Sin duda es un momento cumbre para una dirigencia opositora que no lograba conectar con la gente. Por esos inexplicables azares de la vida y de la política, un diputado de 35 años como Juan Guaidó se encontró en el momento y en el lugar precisos para inspirar, con su juventud y su compromiso, a millones de venezolanos que no veían salida.

Sin embargo, el gran reto que tiene hoy Guaidó es no terminar siendo otro Capriles. No nos olvidemos que en su momento, el dos veces candidato presidencial también logró cautivar e inspirar a multitudes, pero luego no estuvo a la altura del desafío que enfrentaba, y no solo decepcionó a millones, sino que jugó un rol estelar en alargar esta tragedia.  

Guaidó está a tiempo de elegir entre la gloria y el olvido. Hoy se encuentra entre dos fuerzas que chocan de frente: la de los comprometidos con el cambio en Venezuela que lo reconocen como presidente encargado y están dispuestos a arriesgarlo todo con él, y la de los que, disfrazados de oposición, buscan darle con las mismas excusas de siempre, tiempo y oxígeno al régimen.

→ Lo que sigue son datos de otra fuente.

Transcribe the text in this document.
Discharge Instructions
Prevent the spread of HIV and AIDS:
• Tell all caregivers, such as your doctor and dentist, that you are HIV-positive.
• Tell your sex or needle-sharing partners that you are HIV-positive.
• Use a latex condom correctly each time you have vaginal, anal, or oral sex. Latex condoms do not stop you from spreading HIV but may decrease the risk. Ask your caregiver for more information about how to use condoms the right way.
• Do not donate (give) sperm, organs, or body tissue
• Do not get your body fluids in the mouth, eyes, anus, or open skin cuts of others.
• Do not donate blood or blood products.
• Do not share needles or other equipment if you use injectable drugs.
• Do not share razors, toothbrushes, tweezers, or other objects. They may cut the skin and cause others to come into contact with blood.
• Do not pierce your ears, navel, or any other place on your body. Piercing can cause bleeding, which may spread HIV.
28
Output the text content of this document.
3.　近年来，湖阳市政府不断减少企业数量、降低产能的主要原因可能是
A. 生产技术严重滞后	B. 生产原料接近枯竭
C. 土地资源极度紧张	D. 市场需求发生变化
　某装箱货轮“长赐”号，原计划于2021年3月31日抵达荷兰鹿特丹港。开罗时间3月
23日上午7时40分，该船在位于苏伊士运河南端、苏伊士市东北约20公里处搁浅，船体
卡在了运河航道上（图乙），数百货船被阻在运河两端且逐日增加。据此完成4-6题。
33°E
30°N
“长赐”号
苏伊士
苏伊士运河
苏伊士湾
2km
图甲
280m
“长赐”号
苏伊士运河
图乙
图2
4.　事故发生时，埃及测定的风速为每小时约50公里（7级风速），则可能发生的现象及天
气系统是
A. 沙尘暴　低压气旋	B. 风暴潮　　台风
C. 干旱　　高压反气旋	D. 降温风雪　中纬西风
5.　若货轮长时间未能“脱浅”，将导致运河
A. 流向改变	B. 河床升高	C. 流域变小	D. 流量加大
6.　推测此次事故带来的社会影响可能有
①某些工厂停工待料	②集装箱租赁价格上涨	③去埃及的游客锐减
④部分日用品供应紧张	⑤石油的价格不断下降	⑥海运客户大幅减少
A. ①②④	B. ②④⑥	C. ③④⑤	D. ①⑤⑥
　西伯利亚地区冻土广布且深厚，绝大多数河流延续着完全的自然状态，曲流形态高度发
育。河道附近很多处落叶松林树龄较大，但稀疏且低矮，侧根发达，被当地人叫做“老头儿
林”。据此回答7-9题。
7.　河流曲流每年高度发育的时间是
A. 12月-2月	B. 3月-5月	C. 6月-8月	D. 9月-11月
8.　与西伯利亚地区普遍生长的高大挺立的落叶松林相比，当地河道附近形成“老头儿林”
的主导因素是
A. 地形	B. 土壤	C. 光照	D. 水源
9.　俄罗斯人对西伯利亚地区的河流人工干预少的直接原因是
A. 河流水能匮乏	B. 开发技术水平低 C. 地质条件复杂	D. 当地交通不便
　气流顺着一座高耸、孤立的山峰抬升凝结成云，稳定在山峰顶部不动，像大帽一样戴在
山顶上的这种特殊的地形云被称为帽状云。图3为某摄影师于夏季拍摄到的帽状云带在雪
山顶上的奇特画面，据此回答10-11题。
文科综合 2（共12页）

El 23 de enero será determinante para el destino que esta nueva etapa de lucha. La gente, que ha encontrado en Guaidó la mejor excusa para volver a creer, no está dispuesta a dejarse utilizar una vez más. Por eso, lo más probable es que más allá de las tradicionales fuerzas e intereses políticos que a esta hora se están moviendo, a Guaidó no le quede otra alternativa que asumir lo que la gente ya asumió.

Nada por debajo de eso llenará la gran expectativa que hoy tiene Venezuela.